Be strategic in your writing.
- Be prepared to submit your grant many, many times. If you write strategically, you can use your grant numerous times with simple modifications for several different grant pools.
- Even if it is a well-written grant, you still need to be prepared to submit it more than once.
- Your grant needs to STAND OUT. You must impress grant readers in only a few minutes. They could be reading 500 other grants in that same sitting.
Make a good plan.
- Propose a well-thought-out plan and make sure your grant matches that plan. For example, if you are proposing to improve literacy in your whole class, but you are only asking for 5 Chromebooks, you need to explain how those 5 Chromebooks will help your whole class.
- Consider how many students your grant will impact. If you would like to have the grant impact more students, consider writing it as a team. This will allow the tech to benefit more than one class of students.
- Does your grant align with Alpine’s Vision for Learning? Does it align with the goals in your building and those of your team?
- Will you be the only one on your team that will have access to the equipment being requested? Will this impact collaboration?
- Have a good, solid plan for refreshing your devices.
- Golden Example: “I have provided a letter from my principal that states that if these devices accomplish my goals, he will find funds to refresh the devices after 3 years.”
- Silver Example: “I will work hard to ensure my principal sees the value of these devices. If this works, I will ask my principal to find funds to refresh the devices after 3 years.”
- Bronze Example: “I will write another grant.”
- Don’t leave responses blank or write that you don’t know. Make an actual plan. If you don’t know the answer, have a conversation with your principal or your Innovative Learning Coach.
Educators of America MicroGrant Program
Applications are reviewed quarterly (January, April, July, October)
The Educators of America MicroGrant funds teacher grants from $250-$5,000 that help to better student achievement through the use of technology.
DonorsChoose.org enables teachers to request materials and resources for their classrooms and makes these project requests available to individual donors through its website.
STEM Action Center Classroom Grant
“Grants provide funds to enhance everyday learning, assist students in extracurricular STEM competitions and support access to hands-on STEM experiences and activities.”
- PreK-12 Classroom Grant
- Stem Competition Grant
- Computing Partnership Grant
- K-12 Math Personalized Learning Software Grant (school or district administrator can apply)

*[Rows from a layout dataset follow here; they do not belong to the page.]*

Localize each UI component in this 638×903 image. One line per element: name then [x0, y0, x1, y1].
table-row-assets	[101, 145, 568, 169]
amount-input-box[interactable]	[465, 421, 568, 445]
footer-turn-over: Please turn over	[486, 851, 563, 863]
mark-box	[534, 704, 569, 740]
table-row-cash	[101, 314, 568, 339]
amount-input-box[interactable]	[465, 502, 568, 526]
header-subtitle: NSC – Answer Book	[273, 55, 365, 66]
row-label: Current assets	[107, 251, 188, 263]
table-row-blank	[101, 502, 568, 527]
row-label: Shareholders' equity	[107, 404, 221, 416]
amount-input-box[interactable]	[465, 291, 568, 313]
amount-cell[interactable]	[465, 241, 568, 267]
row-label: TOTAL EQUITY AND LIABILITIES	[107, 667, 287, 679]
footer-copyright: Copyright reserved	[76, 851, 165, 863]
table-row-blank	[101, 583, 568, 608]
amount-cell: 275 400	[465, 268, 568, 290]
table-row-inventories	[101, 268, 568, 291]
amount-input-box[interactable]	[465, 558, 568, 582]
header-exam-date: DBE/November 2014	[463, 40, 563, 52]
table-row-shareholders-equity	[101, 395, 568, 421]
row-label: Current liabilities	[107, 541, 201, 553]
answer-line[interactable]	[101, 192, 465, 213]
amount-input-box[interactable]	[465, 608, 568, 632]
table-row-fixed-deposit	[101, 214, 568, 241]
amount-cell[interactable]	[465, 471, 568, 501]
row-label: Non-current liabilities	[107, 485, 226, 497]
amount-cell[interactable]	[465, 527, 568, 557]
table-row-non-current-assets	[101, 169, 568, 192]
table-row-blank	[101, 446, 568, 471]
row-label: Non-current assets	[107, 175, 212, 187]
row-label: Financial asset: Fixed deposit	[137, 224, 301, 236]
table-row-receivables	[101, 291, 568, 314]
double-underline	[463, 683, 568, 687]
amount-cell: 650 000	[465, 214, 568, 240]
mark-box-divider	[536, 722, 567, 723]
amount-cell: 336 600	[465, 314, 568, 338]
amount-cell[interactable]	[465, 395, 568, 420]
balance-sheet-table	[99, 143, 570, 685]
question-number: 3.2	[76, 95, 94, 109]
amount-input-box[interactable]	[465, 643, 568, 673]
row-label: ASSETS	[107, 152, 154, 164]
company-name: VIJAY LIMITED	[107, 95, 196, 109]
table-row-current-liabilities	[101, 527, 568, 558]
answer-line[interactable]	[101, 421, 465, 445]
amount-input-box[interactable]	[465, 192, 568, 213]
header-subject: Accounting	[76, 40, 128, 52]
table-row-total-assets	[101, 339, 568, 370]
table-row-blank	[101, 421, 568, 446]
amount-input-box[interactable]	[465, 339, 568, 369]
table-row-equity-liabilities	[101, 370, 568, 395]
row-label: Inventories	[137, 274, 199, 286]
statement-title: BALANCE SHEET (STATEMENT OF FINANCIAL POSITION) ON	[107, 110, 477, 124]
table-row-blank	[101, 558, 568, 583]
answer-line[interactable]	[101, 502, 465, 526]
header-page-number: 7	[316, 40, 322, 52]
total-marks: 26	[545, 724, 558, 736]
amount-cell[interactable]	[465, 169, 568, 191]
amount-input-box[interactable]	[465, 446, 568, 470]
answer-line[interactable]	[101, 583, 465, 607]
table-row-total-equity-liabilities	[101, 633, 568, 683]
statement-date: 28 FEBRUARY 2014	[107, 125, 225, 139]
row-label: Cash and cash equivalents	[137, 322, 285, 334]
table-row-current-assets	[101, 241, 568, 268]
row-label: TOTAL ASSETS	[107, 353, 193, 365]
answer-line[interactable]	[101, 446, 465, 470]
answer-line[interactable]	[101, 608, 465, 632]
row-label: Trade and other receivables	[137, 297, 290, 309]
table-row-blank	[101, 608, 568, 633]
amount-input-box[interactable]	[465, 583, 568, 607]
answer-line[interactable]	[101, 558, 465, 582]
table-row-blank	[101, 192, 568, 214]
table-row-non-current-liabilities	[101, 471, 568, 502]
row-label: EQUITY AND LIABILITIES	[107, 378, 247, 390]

CenturyLink Teachers and Technology Grant
Accepting applications until January 12, 2020
The CenturyLink Clarke M. Williams Foundation will consider requests of up to $5,000 submitted by full-time classroom teachers employed by a public or private school in a CenturyLink residential service area or the Corporate locations listed above.
Mini Grants ($50-$1,000), School Grants ($1,000-$5,000), and Major Project ($5,000+) Grants available. Grants are reviewed on a monthly or quarterly basis, depending on the level of grant requested.